Federal Corruption Probe Hits Home for UAW Boss, Contract Talks Under ‘Storm Cloud’

Federal Corruption Probe Hits Home for UAW Boss, Contract Talks Under ‘Storm Cloud’
UAW President Gary Jones (L) shakes hands with Ford Motor Co Chairman Bill Ford at the start of contract talks between the union and the automaker in Detroit, Michigan, U.S., on July 15, 2019. (Nick Carey/File Photo/Reuters)
Reuters
8/28/2019
Updated:
8/28/2019

DETROIT—The FBI on Wednesday conducted searches at the home of United Auto Workers (UAW) President Gary Jones, a union retreat, and multiple other locations as part of a corruption probe into illegal payments to union officials, posing fresh problems for the union at a pivotal time.

News of the FBI action came as the UAW, a once powerful force in the organized labor movement, holds sensitive contract talks with Detroit automakers General Motors Co , Ford Motor Co and Fiat Chrysler Automobiles NV (FCA) .

United Auto Workers (UAW) union President Gary Jones addresses UAW delegates at the 'Special Convention on Collective Bargaining' in Detroit, Michigan, U.S. on March 13, 2019. (Rebecca Cook/Reuters)
United Auto Workers (UAW) union President Gary Jones addresses UAW delegates at the 'Special Convention on Collective Bargaining' in Detroit, Michigan, U.S. on March 13, 2019. (Rebecca Cook/Reuters)

The current four-year contract expires on Sept 14.

“This round of contract negotiations was always going to be very difficult, even without the shadow of a federal investigation hanging over the union,” said Kristin Dziczek, vice president of industry, labor, and economics at the Ann Arbor, Michigan-based Center for Automotive Research (CAR). “That shadow has just become a giant storm cloud.”

Even if the FBI searches do not result in indictments, the expanded probe further undermines the confidence of rank-and-file UAW members in their union’s leadership, she added.

“That could make it very difficult to ratify a new contract,” Dziczek said, signaling a big potential downside for automakers as well as the union.

The FBI has been conducting a wide-ranging investigation into illegal payoffs to UAW officials by FCA.

To date, seven people linked to the union and the automaker have been sentenced in the government’s corruption investigation.

A former union official who represented the UAW at GM has also recently been charged with wire fraud.
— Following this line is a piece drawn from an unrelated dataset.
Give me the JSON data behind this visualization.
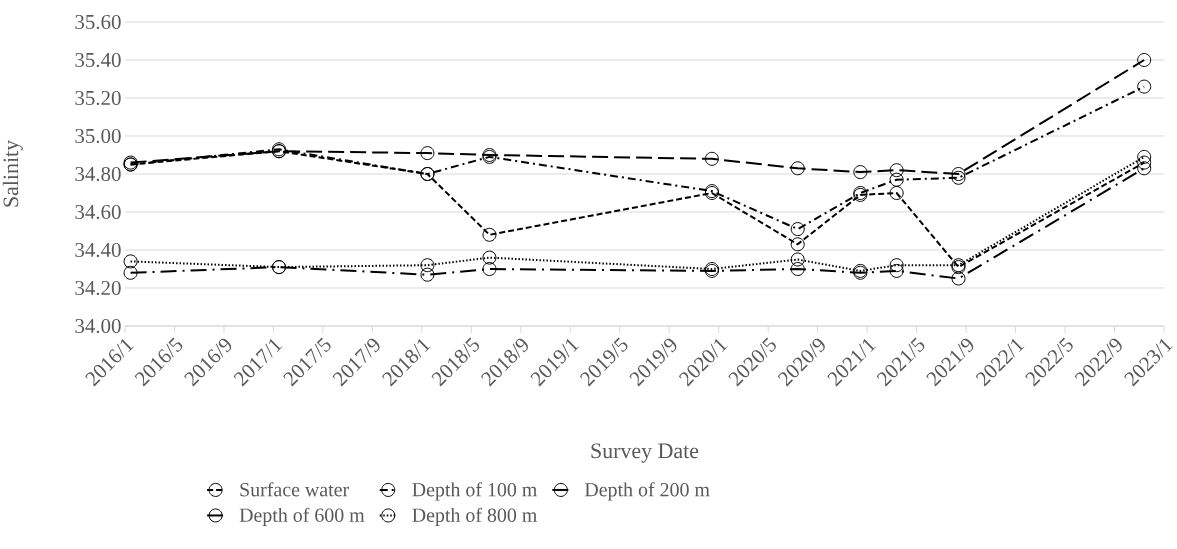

The office of the U.S. Attorney in Detroit said the raids on Wednesday included the home of current UAW President Gary Jones in the western suburb of Canton.

A source familiar with the investigation said a raid had also been conducted on a residential address in Corona, California. Public records list former UAW President Dennis Williams and his wife as the owners.

FBI spokeswoman Mara Schneider said the agency had executed search warrants at six locations in Wisconsin, Missouri, Michigan, and California in connection with the probe, including at a regional UAW office in Missouri.

Throughout the two years since the corruption probe became public, the UAW and FCA have insisted that the illegal payment scheme involved just a few bad actors.

Jones, a certified public accountant, was elected president last year. Previously based in Kansas City, Missouri, as a regional director for the union, he was seen as an outsider who could help the organization move past the payments scandal.

But federal prosecutors have aggressively expanded the corruption probe.

The investigation itself was used by opponents of the UAW in a successful effort in June to block the union from representing hourly workers at Volkswagen AG’s assembly plant in Chattanooga, Tennessee. The FBI said it was also conducting searches at the UAW’s Black Lake retreat in northern Michigan and multiple other locations.

The UAW declined to comment on the raid on Jones’s home.

But in a statement, the union said it has always “fully cooperated” with investigators in the corruption probe.

“There was absolutely no need for search warrants to be used by the government today—the UAW has voluntarily responded to every request the government has made throughout the course of its investigation,” the union said.

This year’s contract talks were already expected to be contentious as U.S. new vehicle sales slow and automakers gear up to launch more electric vehicles, with healthcare costs, absenteeism, and profit sharing expected to be major sticking points.

Instead of focusing on which automaker the union would target first to conclude a contract—always a significant step in the negotiation process—both sides are now watching to see what emerges from Wednesday’s raids.